Sebagian perusahaan menganggap revisi standar ISO sebagai beban tambahan. Padahal, jika dipersiapkan dengan baik, transisi justru memberikan banyak manfaat.
Di antaranya:
Sistem manajemen menjadi lebih efektif
Persyaratan terbaru biasanya disusun berdasarkan praktik terbaik (best practice) yang telah diterapkan oleh berbagai organisasi di dunia.

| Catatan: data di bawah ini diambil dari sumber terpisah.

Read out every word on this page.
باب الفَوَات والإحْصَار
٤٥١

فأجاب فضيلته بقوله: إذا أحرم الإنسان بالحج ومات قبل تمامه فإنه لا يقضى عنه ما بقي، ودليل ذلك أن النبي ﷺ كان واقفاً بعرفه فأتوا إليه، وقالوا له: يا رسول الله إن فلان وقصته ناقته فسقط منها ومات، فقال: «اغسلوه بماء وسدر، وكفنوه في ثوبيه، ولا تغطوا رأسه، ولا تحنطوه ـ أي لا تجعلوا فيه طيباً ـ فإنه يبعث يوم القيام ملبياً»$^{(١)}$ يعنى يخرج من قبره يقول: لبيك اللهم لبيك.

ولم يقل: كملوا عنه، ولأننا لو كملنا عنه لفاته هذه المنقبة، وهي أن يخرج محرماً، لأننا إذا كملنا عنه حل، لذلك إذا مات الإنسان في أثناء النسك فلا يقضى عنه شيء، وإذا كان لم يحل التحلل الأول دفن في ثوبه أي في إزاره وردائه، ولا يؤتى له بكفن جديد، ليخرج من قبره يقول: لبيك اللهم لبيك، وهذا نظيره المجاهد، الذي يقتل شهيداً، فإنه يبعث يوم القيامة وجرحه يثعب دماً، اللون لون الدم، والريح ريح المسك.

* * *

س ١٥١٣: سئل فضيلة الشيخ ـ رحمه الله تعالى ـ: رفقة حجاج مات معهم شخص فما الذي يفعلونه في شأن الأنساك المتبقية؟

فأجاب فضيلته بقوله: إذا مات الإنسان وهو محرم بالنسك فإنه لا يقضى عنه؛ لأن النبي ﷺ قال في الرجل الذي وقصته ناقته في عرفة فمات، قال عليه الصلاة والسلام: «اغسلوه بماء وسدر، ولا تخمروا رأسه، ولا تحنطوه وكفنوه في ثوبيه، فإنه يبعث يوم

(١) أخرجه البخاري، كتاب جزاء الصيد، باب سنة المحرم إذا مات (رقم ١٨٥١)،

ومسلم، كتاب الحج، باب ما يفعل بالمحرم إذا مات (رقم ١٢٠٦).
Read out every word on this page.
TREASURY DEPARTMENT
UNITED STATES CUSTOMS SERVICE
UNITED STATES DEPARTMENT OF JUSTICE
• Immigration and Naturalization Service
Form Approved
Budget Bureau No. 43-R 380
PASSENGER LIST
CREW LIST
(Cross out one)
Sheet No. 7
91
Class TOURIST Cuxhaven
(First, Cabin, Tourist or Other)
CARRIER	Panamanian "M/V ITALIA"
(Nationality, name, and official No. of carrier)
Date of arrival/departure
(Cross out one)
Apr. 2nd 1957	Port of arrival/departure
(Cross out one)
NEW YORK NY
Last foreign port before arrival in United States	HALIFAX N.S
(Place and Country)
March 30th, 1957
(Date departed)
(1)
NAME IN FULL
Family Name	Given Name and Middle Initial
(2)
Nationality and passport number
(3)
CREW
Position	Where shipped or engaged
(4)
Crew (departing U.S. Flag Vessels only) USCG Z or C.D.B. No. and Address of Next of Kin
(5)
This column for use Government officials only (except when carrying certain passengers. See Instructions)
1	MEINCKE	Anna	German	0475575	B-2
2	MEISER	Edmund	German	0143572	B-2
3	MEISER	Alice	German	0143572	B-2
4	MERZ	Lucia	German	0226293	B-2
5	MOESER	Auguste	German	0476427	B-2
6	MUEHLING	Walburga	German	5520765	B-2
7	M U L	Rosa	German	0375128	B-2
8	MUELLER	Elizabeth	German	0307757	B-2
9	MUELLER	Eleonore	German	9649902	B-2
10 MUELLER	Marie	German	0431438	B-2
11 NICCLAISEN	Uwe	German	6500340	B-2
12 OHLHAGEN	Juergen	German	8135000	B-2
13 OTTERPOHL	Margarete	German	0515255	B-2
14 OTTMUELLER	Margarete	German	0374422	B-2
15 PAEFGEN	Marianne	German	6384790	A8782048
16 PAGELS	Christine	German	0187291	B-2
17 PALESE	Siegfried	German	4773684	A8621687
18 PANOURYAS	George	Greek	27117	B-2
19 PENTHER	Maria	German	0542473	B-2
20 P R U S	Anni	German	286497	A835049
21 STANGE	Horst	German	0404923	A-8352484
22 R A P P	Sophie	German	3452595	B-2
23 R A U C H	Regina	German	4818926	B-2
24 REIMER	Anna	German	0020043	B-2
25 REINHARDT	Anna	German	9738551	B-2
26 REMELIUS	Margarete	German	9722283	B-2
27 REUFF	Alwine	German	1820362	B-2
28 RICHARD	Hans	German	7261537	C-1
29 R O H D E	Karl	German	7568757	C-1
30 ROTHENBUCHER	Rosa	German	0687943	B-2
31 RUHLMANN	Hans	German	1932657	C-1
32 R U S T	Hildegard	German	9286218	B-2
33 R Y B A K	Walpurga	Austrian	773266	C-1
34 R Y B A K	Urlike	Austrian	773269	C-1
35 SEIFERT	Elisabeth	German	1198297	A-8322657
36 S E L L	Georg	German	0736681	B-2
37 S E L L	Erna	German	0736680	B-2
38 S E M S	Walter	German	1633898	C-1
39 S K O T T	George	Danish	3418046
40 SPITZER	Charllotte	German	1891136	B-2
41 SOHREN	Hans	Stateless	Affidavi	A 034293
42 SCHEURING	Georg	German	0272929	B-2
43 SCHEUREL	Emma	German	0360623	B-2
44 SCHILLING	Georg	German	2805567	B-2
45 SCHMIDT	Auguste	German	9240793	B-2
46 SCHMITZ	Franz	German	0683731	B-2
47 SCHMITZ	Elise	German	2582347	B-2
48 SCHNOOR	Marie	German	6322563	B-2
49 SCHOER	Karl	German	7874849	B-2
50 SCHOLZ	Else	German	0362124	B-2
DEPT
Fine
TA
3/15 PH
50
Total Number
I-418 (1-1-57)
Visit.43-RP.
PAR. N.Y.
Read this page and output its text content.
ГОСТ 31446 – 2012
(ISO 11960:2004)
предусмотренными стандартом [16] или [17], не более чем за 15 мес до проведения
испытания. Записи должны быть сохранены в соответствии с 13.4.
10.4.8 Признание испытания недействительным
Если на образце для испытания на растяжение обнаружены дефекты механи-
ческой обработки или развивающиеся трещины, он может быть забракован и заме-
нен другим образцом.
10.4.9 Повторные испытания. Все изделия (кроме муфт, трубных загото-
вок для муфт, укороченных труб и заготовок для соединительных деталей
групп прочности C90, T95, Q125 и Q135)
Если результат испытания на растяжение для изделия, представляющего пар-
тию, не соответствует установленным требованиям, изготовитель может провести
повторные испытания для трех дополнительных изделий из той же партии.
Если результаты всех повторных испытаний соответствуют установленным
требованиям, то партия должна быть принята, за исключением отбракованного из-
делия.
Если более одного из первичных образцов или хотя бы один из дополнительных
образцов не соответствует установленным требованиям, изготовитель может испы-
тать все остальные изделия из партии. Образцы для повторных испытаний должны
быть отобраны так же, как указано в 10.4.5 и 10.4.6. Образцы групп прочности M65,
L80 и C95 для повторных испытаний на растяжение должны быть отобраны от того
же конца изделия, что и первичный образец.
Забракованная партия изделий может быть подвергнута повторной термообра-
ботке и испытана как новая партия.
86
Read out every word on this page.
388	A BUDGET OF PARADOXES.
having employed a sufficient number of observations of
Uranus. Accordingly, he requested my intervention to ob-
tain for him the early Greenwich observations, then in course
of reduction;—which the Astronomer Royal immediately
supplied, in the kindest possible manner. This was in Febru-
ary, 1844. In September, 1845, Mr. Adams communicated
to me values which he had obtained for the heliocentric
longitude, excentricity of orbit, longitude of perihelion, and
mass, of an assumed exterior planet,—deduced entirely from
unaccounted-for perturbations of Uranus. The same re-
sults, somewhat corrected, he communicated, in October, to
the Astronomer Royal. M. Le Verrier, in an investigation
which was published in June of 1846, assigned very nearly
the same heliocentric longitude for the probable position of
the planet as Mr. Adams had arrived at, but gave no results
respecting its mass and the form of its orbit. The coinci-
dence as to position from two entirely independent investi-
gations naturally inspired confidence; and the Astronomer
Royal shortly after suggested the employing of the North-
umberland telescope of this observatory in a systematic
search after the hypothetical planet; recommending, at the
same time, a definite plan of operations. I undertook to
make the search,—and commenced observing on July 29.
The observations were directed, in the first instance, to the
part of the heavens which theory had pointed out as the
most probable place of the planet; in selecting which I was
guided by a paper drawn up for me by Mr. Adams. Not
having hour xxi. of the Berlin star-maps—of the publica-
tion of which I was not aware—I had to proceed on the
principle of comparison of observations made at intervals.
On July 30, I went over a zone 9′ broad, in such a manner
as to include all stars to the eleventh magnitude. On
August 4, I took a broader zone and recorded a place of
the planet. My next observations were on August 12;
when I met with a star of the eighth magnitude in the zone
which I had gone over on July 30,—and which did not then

Meningkatkan kepercayaan pelanggan
Pelanggan akan lebih yakin bekerja sama dengan perusahaan yang selalu mengikuti perkembangan standar internasional.
Mengurangi risiko bisnis
Perusahaan lebih siap menghadapi perubahan regulasi, perkembangan teknologi, hingga ancaman keamanan informasi.
Mempermudah proses audit
Organisasi yang melakukan persiapan sejak awal biasanya memiliki tingkat temuan audit yang lebih rendah dibandingkan perusahaan yang melakukan perubahan secara mendadak.
Bagaimana Cara Mempersiapkan Transisi Standar ISO 2026?
Berikut beberapa langkah yang dapat dilakukan perusahaan.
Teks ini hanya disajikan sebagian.